Je t’ai rêvé de Francesca Zappia

 

La couverture de Je t’ai rêvé, il faut bien l’avouer accroche l’œil. Elle est d’ailleurs en demi-finale pour un concours (et ce n’est que mérité). On y voit Alex 17 ans, s’abriter sous un parapluie, enveloppée dans un grand pull rayé. Au-dessus d’elle, le ciel lui tombe sur la tête, c’est un déluge, un torrent de pluie, …ou de larmes … ou peut être est-ce la couleur du regard de ce garçon si particulier qu’elle surnomme « Yeux bleus »: tout comme elle, on ne sait pas très bien, on est dans le flou.

Pourquoi ?

Car Alex souffre depuis l’âge de 13 ans de schizophrénie paranoïaque :

Ensuite, j’ai effectué mon contrôle du périmètre. Cette opération se décompose en trois parties : avoir une vue à 360° de mon environnement, noter tout ce qui sort de l’ordinaire (…) et archiver ces observations dans ma mémoire au cas où ces choses me joueraient des tours plus tard.

 

Incapable de se fier à ses sens, elle ne peut faire confiance qu’à son appareil photo, sa petite sœur Charlemagne (oui, on est bien d’accord, c’est un drôle de prénom mais le père est un fan d’Histoire). Et de sa boule magique. Alors quand Alex, retrouve Yeux bleus, qui s’appelle en fait Miles, quelques années après dans son nouveau lycée, le doute s’installe : il n’était pas une hallucination ?

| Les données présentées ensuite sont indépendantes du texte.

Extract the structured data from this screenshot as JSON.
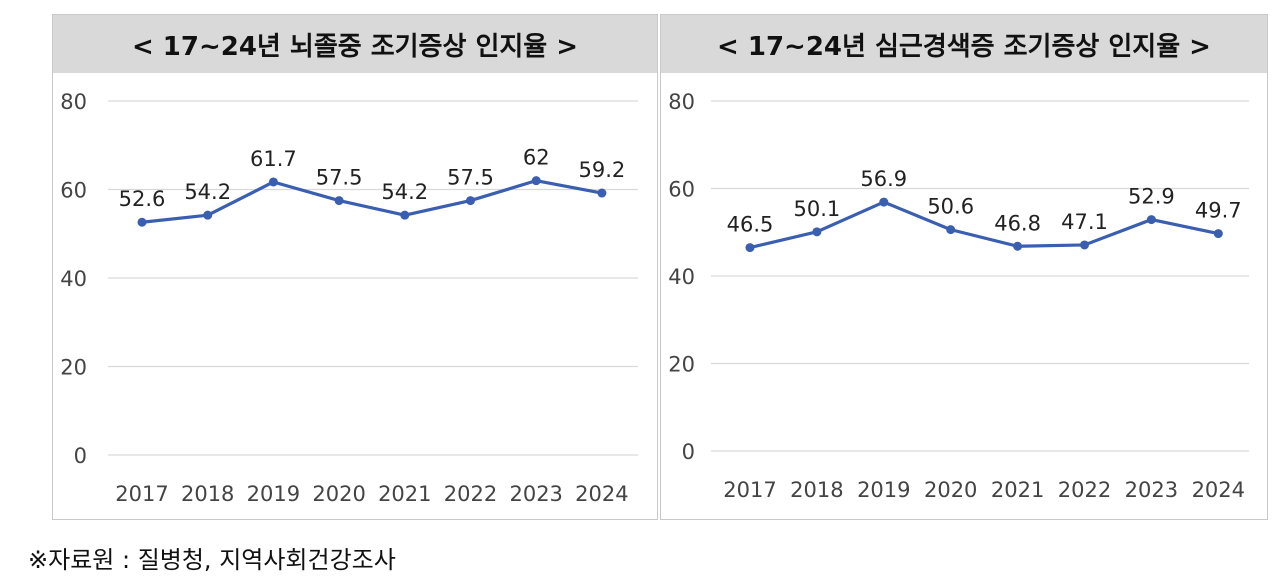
{
  "source_note": "※자료원 : 질병청, 지역사회건강조사",
  "chart_data": [
    {
      "type": "line",
      "title": "< 17~24년 뇌졸중 조기증상 인지율 >",
      "categories": [
        "2017",
        "2018",
        "2019",
        "2020",
        "2021",
        "2022",
        "2023",
        "2024"
      ],
      "values": [
        52.6,
        54.2,
        61.7,
        57.5,
        54.2,
        57.5,
        62,
        59.2
      ],
      "labels": [
        "52.6",
        "54.2",
        "61.7",
        "57.5",
        "54.2",
        "57.5",
        "62",
        "59.2"
      ],
      "ylim": [
        0,
        80
      ],
      "yticks": [
        "0",
        "20",
        "40",
        "60",
        "80"
      ],
      "grid": true,
      "color": "#3a5fb0"
    },
    {
      "type": "line",
      "title": "< 17~24년 심근경색증 조기증상 인지율 >",
      "categories": [
        "2017",
        "2018",
        "2019",
        "2020",
        "2021",
        "2022",
        "2023",
        "2024"
      ],
      "values": [
        46.5,
        50.1,
        56.9,
        50.6,
        46.8,
        47.1,
        52.9,
        49.7
      ],
      "labels": [
        "46.5",
        "50.1",
        "56.9",
        "50.6",
        "46.8",
        "47.1",
        "52.9",
        "49.7"
      ],
      "ylim": [
        0,
        80
      ],
      "yticks": [
        "0",
        "20",
        "40",
        "60",
        "80"
      ],
      "grid": true,
      "color": "#3a5fb0"
    }
  ]
}
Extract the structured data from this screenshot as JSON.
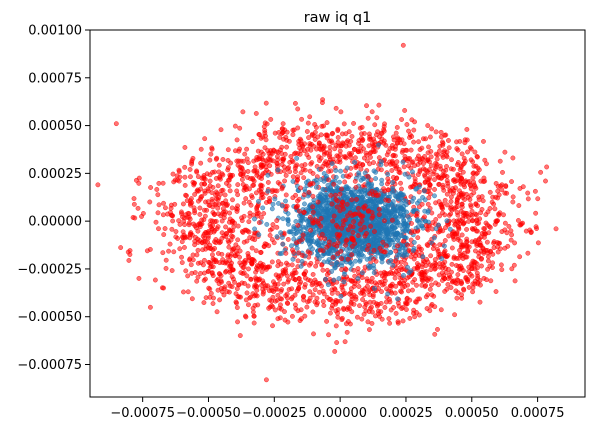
{
  "chart_data": {
    "type": "scatter",
    "title": "raw iq q1",
    "xlabel": "",
    "ylabel": "",
    "xlim": [
      -0.00095,
      0.00093
    ],
    "ylim": [
      -0.00092,
      0.001
    ],
    "grid": false,
    "xticks": [
      {
        "value": -0.00075,
        "label": "−0.00075"
      },
      {
        "value": -0.0005,
        "label": "−0.00050"
      },
      {
        "value": -0.00025,
        "label": "−0.00025"
      },
      {
        "value": 0.0,
        "label": "0.00000"
      },
      {
        "value": 0.00025,
        "label": "0.00025"
      },
      {
        "value": 0.0005,
        "label": "0.00050"
      },
      {
        "value": 0.00075,
        "label": "0.00075"
      }
    ],
    "yticks": [
      {
        "value": 0.001,
        "label": "0.00100"
      },
      {
        "value": 0.00075,
        "label": "0.00075"
      },
      {
        "value": 0.0005,
        "label": "0.00050"
      },
      {
        "value": 0.00025,
        "label": "0.00025"
      },
      {
        "value": 0.0,
        "label": "0.00000"
      },
      {
        "value": -0.00025,
        "label": "−0.00025"
      },
      {
        "value": -0.0005,
        "label": "−0.00050"
      },
      {
        "value": -0.00075,
        "label": "−0.00075"
      }
    ],
    "series": [
      {
        "color": "#ff0000",
        "alpha": 0.55,
        "center": [
          0.0,
          0.0
        ],
        "radius_x": 0.00052,
        "radius_y": 0.0004,
        "spread": 0.00011,
        "count": 2200
      },
      {
        "color": "#1f77b4",
        "alpha": 0.6,
        "center": [
          5e-05,
          0.0
        ],
        "sigma": [
          0.00012,
          0.00011
        ],
        "count": 1600
      }
    ],
    "extra_red_points": [
      {
        "x": -0.00092,
        "y": 0.00019
      },
      {
        "x": -0.00085,
        "y": 0.00051
      },
      {
        "x": 0.00024,
        "y": 0.00092
      },
      {
        "x": -0.00028,
        "y": -0.00083
      },
      {
        "x": 0.00078,
        "y": 0.00021
      },
      {
        "x": 0.00082,
        "y": -4e-05
      }
    ]
  }
}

  • – Est-ce que tu es vivant ?

  • – Oui

  • – Tu habites ici ?

  • – Oui

  • – Je te connais

  • – Oui

  • – Est- ce que je t’ai rêvé ?

 

 

Tout commence par une histoire de homard. Et ça m’a tout de suite fait penser au titre du livre de Françoise Dolto, Le complexe du Homard. En 2 mots, c’est une image pour figurer la crise d’adolescence. L’adolescent se défait de sa carapace, soudain étroite, pour en acquérir une autre. Pendant cette phase de transition, sans carapace, il est vulnérable, perméable. Et c’est tout à fait l’état d’Alex, dont l’esprit vacille et qui se réfère beaucoup au homard, car ses cheveux ont la même couleur que celui-ci.

 

J’avoue avoir était un peu dérouté au début de l’histoire. Entre délires liés à la maladie, une imagination débordante ou un regard décalé sur la vie, il est assez difficile de savoir ce qu’on lit. Et c’est le tour de force de Francesca Zappia :   de nous faire douter, nous aussi. Par des tours de passe-passe, des chausses trappes, elle nous fait comprendre la schizophrénie, nous rendant, tout comme Alex incertain de ce que l’on a vécu avec elle.

 

Mon avis : Un beau roman, bien écrit, qui aborde de manière originale cette maladie.